Presuming you plan to keep to whole foods and water to hunger though, it is a great thing to be active. If you don't get enough activity in your day with spurts of running after kids, gardening, or some other heart pounding work, this is a fine routine I stole:

  1. Warm up for three minutes
  2. Exercise as hard and fast as you can for 30 seconds. You should feel like you couldn't possibly go on another few seconds
  3. Recover for 90 seconds
  4. Repeat the high intensity exercise and recovery 7 more times
As you can see, the entire workout is only 20 minutes. 
 Dr Mercola recommends and calls this a Peak fitness routine. I for one will try to do this, as well as roller skating, gardening and normal life with 5 young kids, and most importantly, eating healthy food. Doing this I have no doubt that I will lose my bit of baby weight in a timely fashion as usual, and I know you can do it too.
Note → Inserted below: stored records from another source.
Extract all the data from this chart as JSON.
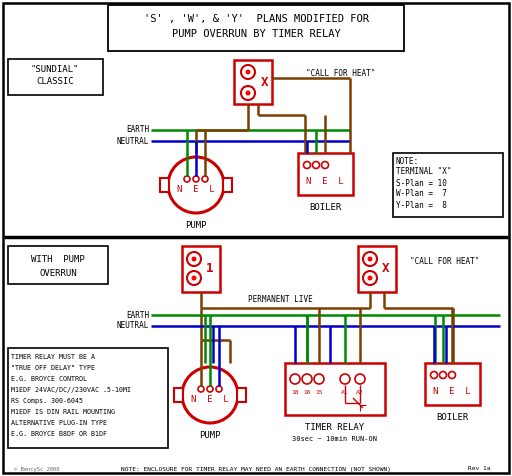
{
  "title_line1": "'S' , 'W', & 'Y'  PLANS MODIFIED FOR",
  "title_line2": "PUMP OVERRUN BY TIMER RELAY",
  "bg_color": "#ffffff",
  "border_color": "#000000",
  "red_color": "#cc0000",
  "green_color": "#008800",
  "blue_color": "#0000cc",
  "brown_color": "#7B3F00",
  "gray_color": "#666666",
  "bottom_note": "NOTE: ENCLOSURE FOR TIMER RELAY MAY NEED AN EARTH CONNECTION (NOT SHOWN)",
  "rev_note": "Rev 1a",
  "copyright": "© BencySc 2000"
}
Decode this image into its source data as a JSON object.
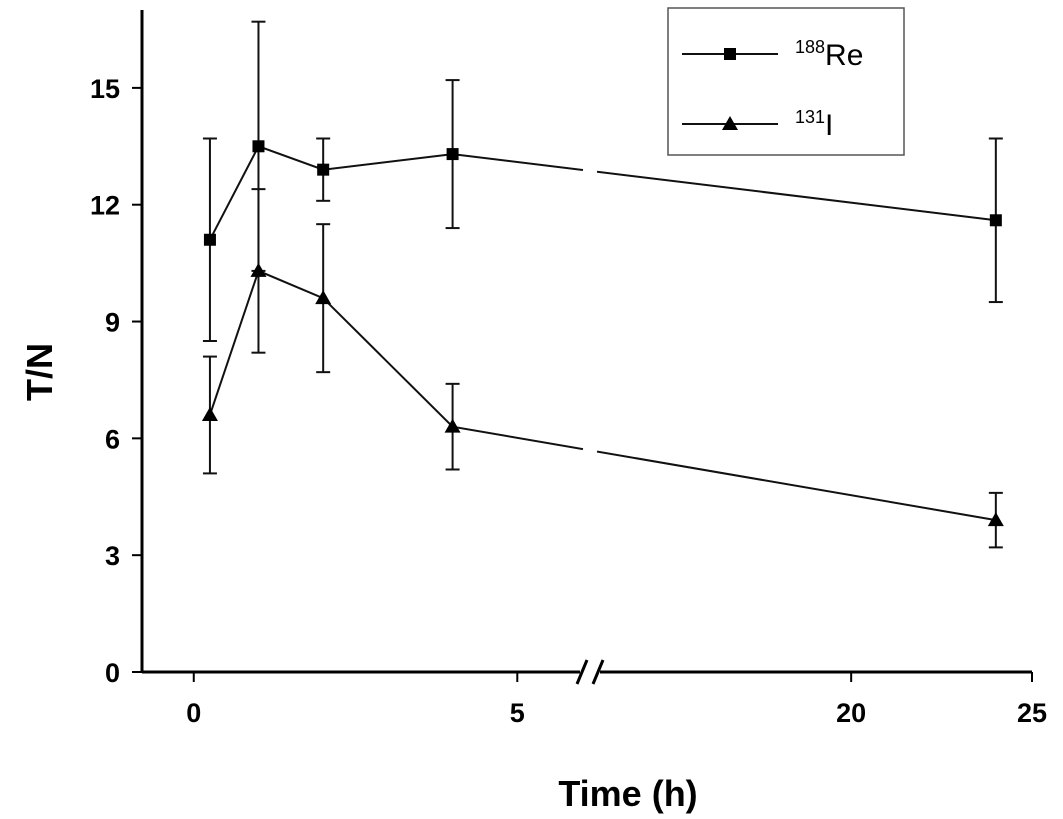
{
  "chart_data": {
    "type": "line",
    "title": "",
    "xlabel": "Time (h)",
    "ylabel": "T/N",
    "ylim": [
      0,
      17
    ],
    "yticks": [
      0,
      3,
      6,
      9,
      12,
      15
    ],
    "x_segments": [
      {
        "range": [
          -0.8,
          6
        ],
        "ticks": [
          0,
          5
        ]
      },
      {
        "range": [
          13,
          25
        ],
        "ticks": [
          20,
          25
        ]
      }
    ],
    "axis_break": "between 6 and 13",
    "grid": false,
    "legend": {
      "placement": "top-right",
      "boxed": true
    },
    "series": [
      {
        "name_sup": "188",
        "name_main": "Re",
        "marker": "square",
        "color": "#000000",
        "x": [
          0.25,
          1,
          2,
          4,
          24
        ],
        "y": [
          11.1,
          13.5,
          12.9,
          13.3,
          11.6
        ],
        "err": [
          2.6,
          3.2,
          0.8,
          1.9,
          2.1
        ]
      },
      {
        "name_sup": "131",
        "name_main": "I",
        "marker": "triangle",
        "color": "#000000",
        "x": [
          0.25,
          1,
          2,
          4,
          24
        ],
        "y": [
          6.6,
          10.3,
          9.6,
          6.3,
          3.9
        ],
        "err": [
          1.5,
          2.1,
          1.9,
          1.1,
          0.7
        ]
      }
    ]
  }
}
  1. I love the way you write's as if you were actually talking to us! You are so right about good food and water. Since May of this year I increased my daily walking to about 4 miles and in June went up to six miles and have kept it there. During the summer months I drank more water, ate more fruits and managed to lose 10 lbs. Now that the weather is much cooler I've noticed my water intake has declined and I've become hungrier! I have not, however, gained any pounds which I still credit to always walking at least 6 miles a day. Luckily my dog is my main motivation along with walking many dogs at the Humane Shelter. I like the idea of intense exercise for 30 secs and recovery for 90. Jumping jacks just about kill me so I'm thinking of giving those a try.

  2. Well thank you, and I believe you should be fine, though taking the slow way to loose weight. If you enjoy it, and it's not too time consuming or strenuous, and you eat good snacks, you should at least not gain weight., and may loose it even . .until you stop anyhow.